Secondly, fuck OTF as a staff, a record label and as a motherfucking crew. Fuck everyone's who down with them.

And most importantly- fuck Lil Durk. He can't stand his annoying, golden voiced ass. That blond nimrod with a backstory you can't help but root for. Who fucking almost blew everything he worked so hard for and almost took Von down with him but once again triumphed against all odds; cause that's just want he does. He's an adorable, lovable fuck up. The kind of guy.. the kind of guy that just..

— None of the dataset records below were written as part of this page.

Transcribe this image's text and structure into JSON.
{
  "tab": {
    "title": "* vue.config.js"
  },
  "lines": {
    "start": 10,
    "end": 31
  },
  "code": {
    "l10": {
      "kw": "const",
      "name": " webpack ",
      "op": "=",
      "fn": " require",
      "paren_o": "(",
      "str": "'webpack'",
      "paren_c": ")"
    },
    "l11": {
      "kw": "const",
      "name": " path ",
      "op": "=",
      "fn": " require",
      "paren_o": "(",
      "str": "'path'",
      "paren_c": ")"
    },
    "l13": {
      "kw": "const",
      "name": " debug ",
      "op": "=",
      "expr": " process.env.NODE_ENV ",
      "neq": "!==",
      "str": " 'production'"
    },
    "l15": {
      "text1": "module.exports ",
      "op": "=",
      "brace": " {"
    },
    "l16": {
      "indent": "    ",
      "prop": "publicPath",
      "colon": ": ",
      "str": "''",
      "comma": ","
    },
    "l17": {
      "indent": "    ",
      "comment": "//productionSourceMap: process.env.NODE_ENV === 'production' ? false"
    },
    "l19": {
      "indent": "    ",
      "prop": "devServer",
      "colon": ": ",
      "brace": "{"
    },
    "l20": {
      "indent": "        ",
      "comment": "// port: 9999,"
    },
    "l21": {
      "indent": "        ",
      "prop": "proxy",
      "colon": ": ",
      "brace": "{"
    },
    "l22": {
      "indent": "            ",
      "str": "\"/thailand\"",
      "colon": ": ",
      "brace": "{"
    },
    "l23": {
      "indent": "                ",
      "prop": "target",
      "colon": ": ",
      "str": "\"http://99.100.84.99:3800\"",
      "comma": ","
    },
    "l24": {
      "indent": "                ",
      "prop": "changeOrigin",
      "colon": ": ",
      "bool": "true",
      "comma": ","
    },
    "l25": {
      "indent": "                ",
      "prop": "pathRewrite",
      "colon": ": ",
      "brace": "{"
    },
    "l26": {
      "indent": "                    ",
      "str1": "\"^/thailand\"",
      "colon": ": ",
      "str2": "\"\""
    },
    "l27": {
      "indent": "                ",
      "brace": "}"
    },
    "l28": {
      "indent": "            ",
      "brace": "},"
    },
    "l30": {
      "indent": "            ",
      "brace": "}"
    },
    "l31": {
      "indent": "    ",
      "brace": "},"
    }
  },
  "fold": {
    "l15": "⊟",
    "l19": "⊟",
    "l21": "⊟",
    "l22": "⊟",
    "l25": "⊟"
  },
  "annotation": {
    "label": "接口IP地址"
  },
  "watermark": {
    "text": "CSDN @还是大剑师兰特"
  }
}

Kentrell blows out the smoke swirling around in his mouth. "All I gonna say.. Durk betta be ridin' on his best muthafuckin' behavior. On slime. Ian gon hesitate on shit. If he pop off.. I'd fuckin' kill that nigga right in front of Europe.. or South America. Whatevea dat rejected Bratz bitch's name is!"

Tyquian blinks, the sharp bitter hiss breaks the spell and again he can walk again. He rubs his head. Kentrell is a walking paradox. He's as such as a self contradiction as Tupac himself. And that's.. that's saying a whole damn lot. "But ain't you just say-"

Turning quickly on his heels, eyes narrowing into dangerous slits that Tyquian cringes and hides from. He knows what that looks mean.

It means while he's looking at Kentrell, it's questionable whether or not Kentrell is the one looking back at him.

Nervously, he flicks his tongue over his lips. "N-never mind, cuh. Ma bad, Top."

To this, Kentrell just smirks. "Say, how's am I dressed? Is da fit checkin'?"

Tyquian blinks. First his eyes land on the sub dermal implant on Kentrell's cheekbone. Then to the hundreds of thousands draped around his neck. And the giant rings on his fingers and the bracelets and watches around his wrists. His drip is flawless, as usual. On his feet, white AirForces, standard. Flashy but not too flashy. Black skinny jeans. Black shirt. Some highly expensive and very flashy designer blue jean jacket he had custom made for this event. His brand was graffitied on the back in big green bubble letters. A slime green flag was tucked in his back pocket. Another tied around his hairline. His thin dreads flopping over it.